Passenger numbers on public transport rise in 2015
New report says more people used services despite industrial action and fare increases
Minister for Transport Paschal Donohoe, with David Franks, chief executive of Iarnród Éireann, and Anne Graham, chief executive of the NTA, at the Phoenix Park Tunnel in Dublin. File photograph: Eric Luke/The Irish Times
The number of trips taken on State subsidised public transport services increased by eight million last year to 224 million, the National Transport Authority (NTA) has said.
Preliminary figures for 2015 show increases in passenger journey numbers on Iarnród Éireann, Bus Éireann, Dublin Bus and Luas services. However, the rate of growth in the numbers (3.6 per cent) was slower than in the previous year (3.8 per cent).
The growth came in what was a difficult year for operators, who faced bus and rail strikes, fare increases and travel disruption in Dublin as a result of ongoing Luas works in the city centre.
Iarnród Éireann recorded the largest year-on-year passenger increase at 6.1 per cent, followed by Luas with 5.3 per cent. Dublin Bus and Bus Éireann registered year-on-year increases of 2.8 per cent and 1.7 per cent respectively.
The NTA’s public transport report shows Iarnród Éireann grew its customer base at a greater rate than Luas for the first time in five years. It carried 39.8 million passengers in 2015 with Luas services used some 34.6 million times.
Iarnród Éireann was the only operator to grow its passenger numbers at a greater level in 2015 than in 2014, when it registered a year-on-year increase of 3 per cent.

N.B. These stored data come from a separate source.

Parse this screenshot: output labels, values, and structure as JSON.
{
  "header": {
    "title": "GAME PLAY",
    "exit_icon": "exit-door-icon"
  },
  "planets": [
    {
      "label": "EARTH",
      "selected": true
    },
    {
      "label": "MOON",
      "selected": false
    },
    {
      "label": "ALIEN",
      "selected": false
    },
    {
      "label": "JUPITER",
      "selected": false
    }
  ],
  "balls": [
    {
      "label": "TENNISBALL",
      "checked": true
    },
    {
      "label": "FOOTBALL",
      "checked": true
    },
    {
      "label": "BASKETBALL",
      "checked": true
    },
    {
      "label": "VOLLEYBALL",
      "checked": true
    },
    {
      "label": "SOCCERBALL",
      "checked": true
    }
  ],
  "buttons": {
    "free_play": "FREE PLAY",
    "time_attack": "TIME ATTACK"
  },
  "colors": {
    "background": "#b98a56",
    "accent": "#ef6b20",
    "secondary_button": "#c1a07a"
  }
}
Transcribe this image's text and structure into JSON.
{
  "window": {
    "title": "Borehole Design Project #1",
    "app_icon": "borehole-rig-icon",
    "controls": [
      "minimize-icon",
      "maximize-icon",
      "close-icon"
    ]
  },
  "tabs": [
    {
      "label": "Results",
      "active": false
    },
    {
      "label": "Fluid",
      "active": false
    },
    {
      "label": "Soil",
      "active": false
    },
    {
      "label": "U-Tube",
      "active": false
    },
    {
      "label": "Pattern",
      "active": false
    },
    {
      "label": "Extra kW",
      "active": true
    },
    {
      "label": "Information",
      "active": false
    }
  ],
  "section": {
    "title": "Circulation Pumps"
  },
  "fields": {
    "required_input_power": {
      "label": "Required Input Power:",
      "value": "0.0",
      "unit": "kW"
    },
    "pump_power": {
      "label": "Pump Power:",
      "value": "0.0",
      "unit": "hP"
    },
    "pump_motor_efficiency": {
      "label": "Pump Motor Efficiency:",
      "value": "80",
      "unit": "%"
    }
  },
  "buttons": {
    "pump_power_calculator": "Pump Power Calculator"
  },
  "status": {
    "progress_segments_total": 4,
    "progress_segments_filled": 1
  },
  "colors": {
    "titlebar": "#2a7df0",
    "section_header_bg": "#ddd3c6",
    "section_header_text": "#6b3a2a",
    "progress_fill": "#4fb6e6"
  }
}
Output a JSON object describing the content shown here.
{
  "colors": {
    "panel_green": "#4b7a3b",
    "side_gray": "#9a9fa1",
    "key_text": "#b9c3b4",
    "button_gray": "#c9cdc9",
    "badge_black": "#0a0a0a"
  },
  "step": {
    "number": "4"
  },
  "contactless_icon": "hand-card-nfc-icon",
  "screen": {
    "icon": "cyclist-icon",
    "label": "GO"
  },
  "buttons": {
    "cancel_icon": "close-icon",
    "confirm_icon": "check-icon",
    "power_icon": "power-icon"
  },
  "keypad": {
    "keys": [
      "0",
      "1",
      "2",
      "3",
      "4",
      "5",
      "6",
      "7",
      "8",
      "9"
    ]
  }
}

The figures also indicate that Dublin Bus is on course to pass the 120 million mark for annual passenger numbers this year.
Drivers of Bus Éireann and Dublin Bus engaged in a two-day strike last May, but further industrial action was prevented by last-minute talks.
Train drivers conducted a work stoppage for a number of hours in October but another round of strikes was averted.
The NTA’s “streamlining” of fares, which was announced last October, also resulted in increases in the prices of many bus, rail and Luas tickets, with small decreases to some price bands, the report says.
Other notable developments in 2015 included the rolling out of the Leap Card to commuters in Limerick.
NTA chief executive Anne Graham said service improvements brought about by the Leap Card and real-time passenger information continued to drive growth last year.
She also said that the authority will continue to pursue a privatisation agenda for some bus routes, an issue which sparked strikes last year.
“We will be progressing our open-market tendering for 10 per cent of the Dublin and national bus routes, opening the Phoenix Park tunnel to passenger trains to bring new routes to people travelling into Dublin from Kildare.
“We will be closely examining and improving bus and rail services, and bringing new bus fleet vehicles, in Dublin and throughout Ireland, ” she said.